The Government’s position is clearly aligned with consumers. In a Sept 15 speech, Harper declared his support for pick and pay, and Minister of Canadian Heritage, Shelley Glover, tweeted that any Netflix tax would be rejected.
While consumers would certainly benefit from the broader availability of pick and pay options (Quebecor’s Videotron provides pick and pay options in regions of Quebec), the ending of the sim sub rules (which would allow Canadians to more easily watch the American ads during the Super Bowl), and not having any Netflix tax (that would be a levy not a tax, despite the government’s conflation of the two), the Canadian broadcasting system would certainly suffer. While Canadian’s aren’t fond of the nation’s four large broadcasting firms (Bell, Rogers, Quebecor and Shaw, which are known in CRTC terminology as vertically integrated broadcast distribution undertakings (BDUs)), the whole broadcasting sector is important. It employs nearly 60,000 Canadians according to the CRTC, and generates over $15 billion in revenue, though much of the revenue and employment is captured by those few large BDUs. While there is an economic argument for some of the non-consumer friendly aspects of the broadcast system, the cultural argument – a Canadian broadcast system is needed to tell Canadian stories here and aboard – also has some merit.

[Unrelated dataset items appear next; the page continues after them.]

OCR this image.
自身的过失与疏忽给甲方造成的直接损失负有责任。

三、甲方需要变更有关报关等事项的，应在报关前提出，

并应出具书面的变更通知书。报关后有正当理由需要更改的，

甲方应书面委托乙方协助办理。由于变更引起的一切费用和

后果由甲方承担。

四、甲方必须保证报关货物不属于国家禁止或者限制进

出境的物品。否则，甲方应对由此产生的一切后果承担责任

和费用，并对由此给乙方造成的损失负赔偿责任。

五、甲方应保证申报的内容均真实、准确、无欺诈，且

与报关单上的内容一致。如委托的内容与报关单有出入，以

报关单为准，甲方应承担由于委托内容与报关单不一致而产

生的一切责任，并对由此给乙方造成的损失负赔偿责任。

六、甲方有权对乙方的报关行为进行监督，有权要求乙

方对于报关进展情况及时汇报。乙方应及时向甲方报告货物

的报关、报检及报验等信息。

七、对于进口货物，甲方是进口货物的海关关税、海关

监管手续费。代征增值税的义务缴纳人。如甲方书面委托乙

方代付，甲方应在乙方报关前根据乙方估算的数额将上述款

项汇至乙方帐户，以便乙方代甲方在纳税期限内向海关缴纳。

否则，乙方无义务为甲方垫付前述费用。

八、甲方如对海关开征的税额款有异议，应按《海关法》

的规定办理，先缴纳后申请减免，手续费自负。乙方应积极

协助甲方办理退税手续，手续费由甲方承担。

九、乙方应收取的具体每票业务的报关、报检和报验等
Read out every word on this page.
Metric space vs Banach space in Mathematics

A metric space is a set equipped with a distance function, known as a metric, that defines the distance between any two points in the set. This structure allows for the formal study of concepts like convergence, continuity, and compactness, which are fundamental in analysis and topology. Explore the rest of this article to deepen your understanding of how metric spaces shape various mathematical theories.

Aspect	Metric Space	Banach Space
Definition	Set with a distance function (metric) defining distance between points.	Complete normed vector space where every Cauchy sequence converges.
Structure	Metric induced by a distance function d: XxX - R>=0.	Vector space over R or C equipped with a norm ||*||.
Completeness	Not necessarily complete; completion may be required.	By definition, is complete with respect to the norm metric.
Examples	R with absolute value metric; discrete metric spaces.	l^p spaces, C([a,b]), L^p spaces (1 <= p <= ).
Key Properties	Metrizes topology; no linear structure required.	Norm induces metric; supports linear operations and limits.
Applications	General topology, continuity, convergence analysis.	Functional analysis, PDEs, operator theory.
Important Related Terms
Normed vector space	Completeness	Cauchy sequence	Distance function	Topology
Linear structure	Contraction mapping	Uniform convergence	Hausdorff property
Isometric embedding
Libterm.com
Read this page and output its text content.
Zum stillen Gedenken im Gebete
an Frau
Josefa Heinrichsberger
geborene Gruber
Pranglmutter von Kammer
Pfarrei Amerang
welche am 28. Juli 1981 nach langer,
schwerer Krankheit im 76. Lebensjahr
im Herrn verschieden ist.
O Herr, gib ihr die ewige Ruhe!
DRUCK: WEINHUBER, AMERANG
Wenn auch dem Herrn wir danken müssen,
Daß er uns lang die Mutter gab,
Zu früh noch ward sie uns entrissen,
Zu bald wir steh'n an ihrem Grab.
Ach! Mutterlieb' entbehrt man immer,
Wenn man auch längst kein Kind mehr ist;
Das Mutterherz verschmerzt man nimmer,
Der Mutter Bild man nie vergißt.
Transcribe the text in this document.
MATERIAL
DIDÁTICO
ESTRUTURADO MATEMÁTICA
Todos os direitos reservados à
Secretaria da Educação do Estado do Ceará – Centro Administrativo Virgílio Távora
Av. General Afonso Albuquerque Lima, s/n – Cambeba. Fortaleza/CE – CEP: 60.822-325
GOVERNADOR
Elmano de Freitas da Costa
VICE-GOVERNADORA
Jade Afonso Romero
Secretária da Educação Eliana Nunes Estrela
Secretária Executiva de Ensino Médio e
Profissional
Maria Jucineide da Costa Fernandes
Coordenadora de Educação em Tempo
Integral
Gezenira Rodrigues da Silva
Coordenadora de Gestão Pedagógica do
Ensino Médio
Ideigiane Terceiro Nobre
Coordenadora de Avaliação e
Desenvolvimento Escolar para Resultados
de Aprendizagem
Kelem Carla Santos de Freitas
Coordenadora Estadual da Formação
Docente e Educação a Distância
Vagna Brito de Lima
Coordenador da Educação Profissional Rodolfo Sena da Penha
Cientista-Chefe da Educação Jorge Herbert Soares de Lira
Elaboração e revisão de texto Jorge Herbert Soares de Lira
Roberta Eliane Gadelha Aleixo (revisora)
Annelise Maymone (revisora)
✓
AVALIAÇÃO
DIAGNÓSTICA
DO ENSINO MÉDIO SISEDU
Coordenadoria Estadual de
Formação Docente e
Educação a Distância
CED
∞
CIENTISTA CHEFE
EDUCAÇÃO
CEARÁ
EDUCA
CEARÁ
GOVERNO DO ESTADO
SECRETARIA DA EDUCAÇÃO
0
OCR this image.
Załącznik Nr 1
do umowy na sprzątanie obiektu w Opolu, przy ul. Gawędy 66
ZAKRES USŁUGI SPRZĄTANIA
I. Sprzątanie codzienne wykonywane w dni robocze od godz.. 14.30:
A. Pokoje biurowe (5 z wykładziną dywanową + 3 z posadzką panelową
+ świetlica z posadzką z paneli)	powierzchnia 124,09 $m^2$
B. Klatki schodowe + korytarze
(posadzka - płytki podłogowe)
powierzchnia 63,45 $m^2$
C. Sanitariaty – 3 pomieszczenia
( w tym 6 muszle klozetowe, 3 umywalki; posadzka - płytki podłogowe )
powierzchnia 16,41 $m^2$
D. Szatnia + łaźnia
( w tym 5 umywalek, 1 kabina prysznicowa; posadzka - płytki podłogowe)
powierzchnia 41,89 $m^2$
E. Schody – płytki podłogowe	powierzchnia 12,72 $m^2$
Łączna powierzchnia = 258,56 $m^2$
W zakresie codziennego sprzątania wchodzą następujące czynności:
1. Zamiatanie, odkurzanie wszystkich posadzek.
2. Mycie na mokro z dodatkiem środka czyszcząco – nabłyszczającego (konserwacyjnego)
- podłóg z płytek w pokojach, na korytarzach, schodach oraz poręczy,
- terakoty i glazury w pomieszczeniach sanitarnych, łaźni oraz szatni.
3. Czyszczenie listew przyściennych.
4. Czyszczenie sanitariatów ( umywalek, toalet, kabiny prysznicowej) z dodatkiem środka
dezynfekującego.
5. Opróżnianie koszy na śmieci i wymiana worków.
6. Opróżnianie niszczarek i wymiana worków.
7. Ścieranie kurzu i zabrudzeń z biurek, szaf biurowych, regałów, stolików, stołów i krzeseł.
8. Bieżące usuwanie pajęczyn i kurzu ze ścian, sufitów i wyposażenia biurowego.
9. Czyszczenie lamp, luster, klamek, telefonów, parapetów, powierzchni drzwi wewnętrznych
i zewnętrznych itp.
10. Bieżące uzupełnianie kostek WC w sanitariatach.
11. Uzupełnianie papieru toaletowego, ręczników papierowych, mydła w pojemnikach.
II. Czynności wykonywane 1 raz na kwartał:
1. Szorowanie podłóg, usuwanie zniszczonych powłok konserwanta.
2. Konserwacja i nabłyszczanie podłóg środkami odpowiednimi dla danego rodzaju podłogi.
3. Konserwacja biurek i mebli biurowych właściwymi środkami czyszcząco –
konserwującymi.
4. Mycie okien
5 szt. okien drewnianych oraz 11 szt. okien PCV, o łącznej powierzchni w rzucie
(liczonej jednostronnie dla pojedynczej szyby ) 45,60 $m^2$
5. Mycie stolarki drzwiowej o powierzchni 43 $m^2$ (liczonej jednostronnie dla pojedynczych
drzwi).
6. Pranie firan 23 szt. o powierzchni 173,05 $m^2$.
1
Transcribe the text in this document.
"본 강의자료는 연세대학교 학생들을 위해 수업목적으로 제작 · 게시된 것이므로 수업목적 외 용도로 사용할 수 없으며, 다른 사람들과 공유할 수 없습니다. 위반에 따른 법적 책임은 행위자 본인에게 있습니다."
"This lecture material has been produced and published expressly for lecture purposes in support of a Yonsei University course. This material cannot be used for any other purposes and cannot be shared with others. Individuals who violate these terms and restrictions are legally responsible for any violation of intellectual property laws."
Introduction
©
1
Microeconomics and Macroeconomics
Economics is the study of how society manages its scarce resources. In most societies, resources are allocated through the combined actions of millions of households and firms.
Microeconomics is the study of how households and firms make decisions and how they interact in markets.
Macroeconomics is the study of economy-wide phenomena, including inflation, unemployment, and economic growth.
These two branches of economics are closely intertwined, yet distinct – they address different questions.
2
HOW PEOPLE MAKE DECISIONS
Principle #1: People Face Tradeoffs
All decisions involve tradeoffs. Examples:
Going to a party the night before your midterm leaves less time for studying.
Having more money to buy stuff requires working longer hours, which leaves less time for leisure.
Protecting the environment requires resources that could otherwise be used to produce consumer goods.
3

However the CRTC reforms the regulatory framework for the broadcast sector, it is bound by Broadcast Policy for Canada (section 3 of the Broadcasting Act). Rather than focus on issues like pick and pay, sim sub and a Netflix tax, there needs to be a serious conversation on whether the aims of the Broadcast Policy should be revised. They currently state:
(d) the Canadian broadcasting system should
(i) serve to safeguard, enrich and strengthen the cultural, political, social and economic fabric of Canada,
(ii) encourage the development of Canadian expression by providing a wide range of programming that reflects Canadian attitudes, opinions, ideas, values and artistic creativity, by displaying Canadian talent in entertainment programming and by offering information and analysis concerning Canada and other countries from a Canadian point of view,
(iii) through its programming and the employment opportunities arising out of its operations, serve the needs and interests, and reflect the circumstances and aspirations, of Canadian men, women and children, including equal rights, the linguistic duality and multicultural and multiracial nature of Canadian society and the special place of aboriginal peoples within that society, and
(iv) be readily adaptable to scientific and technological change;
Indeed, it would appear that if Canadians and the government want to go with the pro-consumer choice approach they favour market forces instead of CRTC regulation. If this is the case, than perhaps the Government could issue a direction order to the CRTC akin to its 2006 directive on how the CRTC should interpret Canadian Telecommunications Policy. After all, that directive was rather simple:
(a) the Commission should
(i) rely on market forces to the maximum extent feasible as the means of achieving the telecommunications policy objectives, and…
Canadians should decide whether they prefer the current stated purpose of the Broadcasting Policy for Canada, or if market forces tot e maximum extent feasible is a better approach to Canadian broadcasting.